Когда позже участники битвы пытались пересказать, как все было, они приходили в такое волнение, что не могли точно описать ни одной подробности, но очень скоро стало ясно, что крошечный отряд пилигримов полностью разгромил византийцев. Греки повернули вспять и побежали, многие погибли, но ни один пилигрим не пострадал и даже не был выбит из седла.
Император Алексей V и его охранник в панике помчались галопом обратно к городу, но Отто и еще несколько рыцарей решительно настроились догнать их — это было личное дело для Отто, потому что он тоже винил себя за Мурзуфла. Пока Отто преследовал своего бывшего сокамерника, охранник Мурзуфла бросил императорское знамя. Лошадь под Отто рванула в сторону, но тем не менее от грека не отстала. Тогда Мурзуфл швырнул икону назад через левое плечо, а сам продолжал мчаться вперед, надеясь оторваться от погони.

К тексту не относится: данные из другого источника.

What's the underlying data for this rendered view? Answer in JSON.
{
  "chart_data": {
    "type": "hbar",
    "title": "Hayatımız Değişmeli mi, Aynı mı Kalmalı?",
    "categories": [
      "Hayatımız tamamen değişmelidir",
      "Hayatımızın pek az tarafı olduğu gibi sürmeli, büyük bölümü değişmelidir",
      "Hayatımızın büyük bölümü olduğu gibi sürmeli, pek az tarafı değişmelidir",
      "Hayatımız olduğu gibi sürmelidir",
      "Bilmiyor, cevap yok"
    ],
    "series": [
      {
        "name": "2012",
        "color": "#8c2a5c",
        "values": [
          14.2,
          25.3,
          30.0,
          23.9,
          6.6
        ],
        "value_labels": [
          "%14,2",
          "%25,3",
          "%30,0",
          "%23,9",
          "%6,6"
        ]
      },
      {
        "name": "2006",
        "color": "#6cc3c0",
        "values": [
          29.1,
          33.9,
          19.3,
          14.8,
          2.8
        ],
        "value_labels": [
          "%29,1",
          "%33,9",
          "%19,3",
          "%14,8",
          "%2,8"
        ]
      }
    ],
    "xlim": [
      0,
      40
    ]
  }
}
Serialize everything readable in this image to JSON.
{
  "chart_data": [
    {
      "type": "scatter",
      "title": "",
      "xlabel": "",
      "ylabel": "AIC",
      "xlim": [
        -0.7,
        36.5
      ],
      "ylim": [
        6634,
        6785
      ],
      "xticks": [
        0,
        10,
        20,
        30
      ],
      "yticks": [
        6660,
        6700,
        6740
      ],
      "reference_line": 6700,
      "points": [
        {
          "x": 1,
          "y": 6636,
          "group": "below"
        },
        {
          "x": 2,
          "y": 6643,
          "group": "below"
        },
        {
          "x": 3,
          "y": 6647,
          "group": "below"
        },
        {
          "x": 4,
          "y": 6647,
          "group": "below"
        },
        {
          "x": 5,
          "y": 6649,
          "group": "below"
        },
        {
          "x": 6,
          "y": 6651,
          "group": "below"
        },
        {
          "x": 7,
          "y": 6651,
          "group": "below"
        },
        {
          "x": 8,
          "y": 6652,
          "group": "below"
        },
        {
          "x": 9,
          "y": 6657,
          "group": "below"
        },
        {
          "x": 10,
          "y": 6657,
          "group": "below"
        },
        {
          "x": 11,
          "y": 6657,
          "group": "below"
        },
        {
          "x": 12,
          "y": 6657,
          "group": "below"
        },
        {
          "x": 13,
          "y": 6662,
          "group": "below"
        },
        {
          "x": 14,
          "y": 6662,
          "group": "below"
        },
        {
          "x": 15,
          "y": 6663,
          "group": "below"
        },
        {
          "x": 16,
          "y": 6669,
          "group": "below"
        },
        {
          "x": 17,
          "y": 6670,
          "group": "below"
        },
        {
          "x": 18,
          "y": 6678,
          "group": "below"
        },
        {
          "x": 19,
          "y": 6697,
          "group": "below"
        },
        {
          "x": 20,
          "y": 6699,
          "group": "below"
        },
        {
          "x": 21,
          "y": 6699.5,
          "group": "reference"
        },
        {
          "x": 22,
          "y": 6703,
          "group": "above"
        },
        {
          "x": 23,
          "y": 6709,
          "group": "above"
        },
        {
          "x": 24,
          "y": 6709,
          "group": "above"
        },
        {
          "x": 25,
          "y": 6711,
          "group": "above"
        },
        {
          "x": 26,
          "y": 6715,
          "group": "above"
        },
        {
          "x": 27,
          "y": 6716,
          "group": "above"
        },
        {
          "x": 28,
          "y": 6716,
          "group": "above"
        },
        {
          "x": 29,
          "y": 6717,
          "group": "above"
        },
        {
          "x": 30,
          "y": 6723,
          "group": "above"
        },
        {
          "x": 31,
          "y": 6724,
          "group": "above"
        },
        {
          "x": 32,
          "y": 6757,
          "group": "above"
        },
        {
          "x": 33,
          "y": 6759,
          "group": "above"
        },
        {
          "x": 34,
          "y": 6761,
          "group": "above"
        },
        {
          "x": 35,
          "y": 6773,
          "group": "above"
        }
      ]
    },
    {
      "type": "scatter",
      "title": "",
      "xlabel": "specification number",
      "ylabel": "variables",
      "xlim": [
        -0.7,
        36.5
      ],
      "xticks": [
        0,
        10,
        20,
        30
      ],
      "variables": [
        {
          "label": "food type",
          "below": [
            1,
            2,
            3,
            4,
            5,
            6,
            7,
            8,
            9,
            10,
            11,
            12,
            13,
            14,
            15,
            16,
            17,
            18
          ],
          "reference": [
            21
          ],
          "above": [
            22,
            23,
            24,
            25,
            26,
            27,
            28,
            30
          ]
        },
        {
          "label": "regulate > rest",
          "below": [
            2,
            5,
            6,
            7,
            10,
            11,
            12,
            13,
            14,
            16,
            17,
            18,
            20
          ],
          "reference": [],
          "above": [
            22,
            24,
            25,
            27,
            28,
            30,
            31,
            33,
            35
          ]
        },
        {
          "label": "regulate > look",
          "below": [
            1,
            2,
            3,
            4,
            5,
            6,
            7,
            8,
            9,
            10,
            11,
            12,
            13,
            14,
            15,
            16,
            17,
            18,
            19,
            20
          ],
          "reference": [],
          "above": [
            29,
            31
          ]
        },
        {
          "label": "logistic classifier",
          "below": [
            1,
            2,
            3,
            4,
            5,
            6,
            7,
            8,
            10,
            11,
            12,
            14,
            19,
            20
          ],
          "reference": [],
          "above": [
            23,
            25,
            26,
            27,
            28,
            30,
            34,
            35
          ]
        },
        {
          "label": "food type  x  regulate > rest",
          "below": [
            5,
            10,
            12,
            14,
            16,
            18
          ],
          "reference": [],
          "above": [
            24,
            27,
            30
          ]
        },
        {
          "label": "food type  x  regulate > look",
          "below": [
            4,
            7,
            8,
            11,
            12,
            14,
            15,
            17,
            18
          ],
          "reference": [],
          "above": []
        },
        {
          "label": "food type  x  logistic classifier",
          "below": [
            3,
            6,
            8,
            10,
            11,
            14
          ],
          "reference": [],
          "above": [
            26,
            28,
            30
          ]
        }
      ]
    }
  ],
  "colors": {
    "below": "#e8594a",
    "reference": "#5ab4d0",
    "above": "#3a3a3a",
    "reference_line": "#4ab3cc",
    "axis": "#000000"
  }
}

Отто проглотил наживку, резко развернул Ору и первым оказался возле иконы. Будь Ора чуть побыстрее, Отто мог бы поймать святой образ, даже не покидая седла. А так ему пришлось спешиться и накрыть собою икону, чтобы никто из остальных всадников не лишил его трофея. Он прижал Пресвятую Деву к груди, произносил молитвы и воздавал хвалу ее именем всю дорогу обратно в лагерь, где подарил икону Лилиане и объявил, что если у них родится дочь, то зваться она должна Марией.